Since John C. Gerber’s invitation for readers of College Composition and Communication to come together at the
newly formed CCCC in order to more sustainably “develop[] a coordinated research program” about teaching
college composition (1950, p. 12), the field of Rhetoric and Composition has remained simultaneously
interested in both its knowledge-making and its history-making potential. Unsurprisingly, institutional archives
and repositories have played a critical role, serving as subjects of our graduate seminars, methodologies for our
research, service sites for our composition classes, and agents in our disciplinary identifications. This collection
turns specifically to the ways in which institutional archives have been—or can be—sites for a kind of
instruction that is endemic to Rhetoric and Composition studies.

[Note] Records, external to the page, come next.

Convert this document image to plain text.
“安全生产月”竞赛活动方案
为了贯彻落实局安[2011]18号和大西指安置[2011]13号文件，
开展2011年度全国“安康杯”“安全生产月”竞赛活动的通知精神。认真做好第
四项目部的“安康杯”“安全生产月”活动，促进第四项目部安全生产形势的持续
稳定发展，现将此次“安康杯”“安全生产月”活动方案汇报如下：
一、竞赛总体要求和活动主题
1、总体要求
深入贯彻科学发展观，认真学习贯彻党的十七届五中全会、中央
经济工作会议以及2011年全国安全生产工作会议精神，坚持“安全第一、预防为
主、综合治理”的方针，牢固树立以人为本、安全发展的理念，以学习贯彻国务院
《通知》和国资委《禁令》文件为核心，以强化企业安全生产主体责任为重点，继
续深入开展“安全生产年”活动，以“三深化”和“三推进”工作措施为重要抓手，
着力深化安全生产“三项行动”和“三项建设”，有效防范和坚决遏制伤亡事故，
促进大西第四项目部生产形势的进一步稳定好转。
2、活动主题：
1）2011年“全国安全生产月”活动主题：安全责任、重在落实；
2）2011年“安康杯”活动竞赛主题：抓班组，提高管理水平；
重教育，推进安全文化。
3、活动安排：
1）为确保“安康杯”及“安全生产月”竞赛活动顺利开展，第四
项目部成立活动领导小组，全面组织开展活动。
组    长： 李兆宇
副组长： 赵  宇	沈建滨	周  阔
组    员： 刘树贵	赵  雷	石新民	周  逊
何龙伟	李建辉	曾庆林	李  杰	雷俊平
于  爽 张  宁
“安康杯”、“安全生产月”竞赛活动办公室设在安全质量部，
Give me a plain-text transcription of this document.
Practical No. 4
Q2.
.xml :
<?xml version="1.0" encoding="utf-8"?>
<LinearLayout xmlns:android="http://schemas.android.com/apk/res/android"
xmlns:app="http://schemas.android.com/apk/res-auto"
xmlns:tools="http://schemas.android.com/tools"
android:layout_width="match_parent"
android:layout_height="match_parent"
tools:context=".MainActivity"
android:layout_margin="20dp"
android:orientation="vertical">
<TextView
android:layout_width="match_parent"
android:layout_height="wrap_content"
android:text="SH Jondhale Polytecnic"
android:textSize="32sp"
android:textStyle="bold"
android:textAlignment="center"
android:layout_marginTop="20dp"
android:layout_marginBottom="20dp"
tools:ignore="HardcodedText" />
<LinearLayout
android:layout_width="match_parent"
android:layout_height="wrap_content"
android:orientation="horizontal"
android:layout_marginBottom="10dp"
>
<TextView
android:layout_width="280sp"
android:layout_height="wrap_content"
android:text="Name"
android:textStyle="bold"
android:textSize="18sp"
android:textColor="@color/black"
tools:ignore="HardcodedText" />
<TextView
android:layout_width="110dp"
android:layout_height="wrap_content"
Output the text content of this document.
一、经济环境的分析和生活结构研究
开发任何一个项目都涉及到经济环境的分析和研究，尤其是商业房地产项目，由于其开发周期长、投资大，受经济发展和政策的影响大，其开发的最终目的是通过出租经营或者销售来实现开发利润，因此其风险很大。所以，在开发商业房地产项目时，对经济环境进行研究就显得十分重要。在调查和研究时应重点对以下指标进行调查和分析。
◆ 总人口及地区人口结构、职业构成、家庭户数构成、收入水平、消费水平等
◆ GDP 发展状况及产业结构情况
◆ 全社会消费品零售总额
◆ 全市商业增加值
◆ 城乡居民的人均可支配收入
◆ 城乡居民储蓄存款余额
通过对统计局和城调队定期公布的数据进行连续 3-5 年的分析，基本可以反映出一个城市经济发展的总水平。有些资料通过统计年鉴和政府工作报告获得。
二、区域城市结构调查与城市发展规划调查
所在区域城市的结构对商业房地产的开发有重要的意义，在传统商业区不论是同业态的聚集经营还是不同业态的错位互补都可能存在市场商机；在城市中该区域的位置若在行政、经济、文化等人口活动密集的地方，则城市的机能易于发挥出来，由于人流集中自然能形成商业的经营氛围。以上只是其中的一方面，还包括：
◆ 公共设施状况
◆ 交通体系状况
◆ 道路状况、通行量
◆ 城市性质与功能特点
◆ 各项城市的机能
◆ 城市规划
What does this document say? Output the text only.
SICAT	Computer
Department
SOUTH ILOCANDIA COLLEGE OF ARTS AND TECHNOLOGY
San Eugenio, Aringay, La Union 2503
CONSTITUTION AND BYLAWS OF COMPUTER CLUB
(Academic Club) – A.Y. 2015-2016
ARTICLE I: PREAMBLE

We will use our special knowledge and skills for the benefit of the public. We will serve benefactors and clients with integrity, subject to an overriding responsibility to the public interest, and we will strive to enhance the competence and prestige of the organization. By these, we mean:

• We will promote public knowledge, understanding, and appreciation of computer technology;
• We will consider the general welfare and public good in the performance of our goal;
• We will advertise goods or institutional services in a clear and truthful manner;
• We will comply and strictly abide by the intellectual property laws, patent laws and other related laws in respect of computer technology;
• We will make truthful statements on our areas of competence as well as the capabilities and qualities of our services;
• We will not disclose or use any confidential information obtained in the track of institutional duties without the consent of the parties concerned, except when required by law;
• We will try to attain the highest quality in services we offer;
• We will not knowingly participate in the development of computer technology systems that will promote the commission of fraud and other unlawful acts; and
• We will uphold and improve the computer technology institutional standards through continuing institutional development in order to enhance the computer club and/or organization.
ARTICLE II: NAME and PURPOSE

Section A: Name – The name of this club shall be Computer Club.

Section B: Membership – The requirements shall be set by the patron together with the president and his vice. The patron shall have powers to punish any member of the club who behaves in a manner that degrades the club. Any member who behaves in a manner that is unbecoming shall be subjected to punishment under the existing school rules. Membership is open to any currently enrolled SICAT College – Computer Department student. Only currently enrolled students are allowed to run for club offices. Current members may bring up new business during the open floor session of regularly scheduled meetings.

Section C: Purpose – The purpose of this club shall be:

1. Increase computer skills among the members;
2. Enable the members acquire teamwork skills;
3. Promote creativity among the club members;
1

We seek contributions that theorize, highlight, and illustrate (through syllabi or course artifacts) a pedagogy that
addresses how our approach to teaching about/for/through the archive is specific to—and emerges from—
Rhetoric and Composition as a field. That is, our approach to this collection not only reflects values in the field
that cause us to teach specifically in and through the archives, it also justifies our pedagogy according to the
various archival spaces in which we have taught, the various institutional challenges we have had in proposing
and conducting these courses, the various collaborations we have held, the various inequities we have
encountered due to uneven status or privilege, and the various theoretical questions raised by teaching
with/through various digital and physical sites. To that end, we seek contributions that focus on any of the
following possibilities:
● Ways of teaching about the archives: What do we do when we approach the archive as text, i.e.,
when the whole archive becomes a site for terministic inquiry? How does this approach help foster the
habits of mind that are essential for creating and using archives and for being a good steward of private
and public collections?
● Ways of teaching for the archives: What do we do when we approach the archive as collaboration, i.e.,
when the whole archive becomes a site for methodological reflection, as well as the discovery of
interdisciplinary topics? How do we partner with the university archives and archival studies scholars on
teaching archival theory and interdisciplinary research? How do these projects support curricular and
archival goals simultaneously, enabling students to conduct essential processing or inventorying on
behalf of the archive?
● Ways of teaching through the archives: What do we do when we approach the archive as activism,
i.e., when the whole archive becomes a site for locating epistemic omissions and gaps—gendered,
raced, disciplinary, institutional, and material?
This collection will be in conversation with existing compilations such as Working in the Archives (2010), Beyond
the Archives (2008), and Pedagogies of Public Memory (2016). Southern Illinois University Press has encouraged us
to submit a formal proposal, and we hope to place the collection with them.
Interested contributors should send 50-word biographies and 500-word proposals with a working title for
the chapter as file attachments to tgraban@fsu.edu and whayden@hunter.cuny.edu by January 24,
2017. Notification of acceptance will be provided by March 2017, with initial drafts of submissions due in Fall
2017. Chapter submission guidelines will be forthcoming upon notification of acceptance. To include as full a
range of submissions as possible, chapters will be no longer than 6000 words (including notes, appendix and
bibliography). We especially encourage collaborative submissions that are co-authored or co-prepared with
archivists, librarians, and archival studies scholars.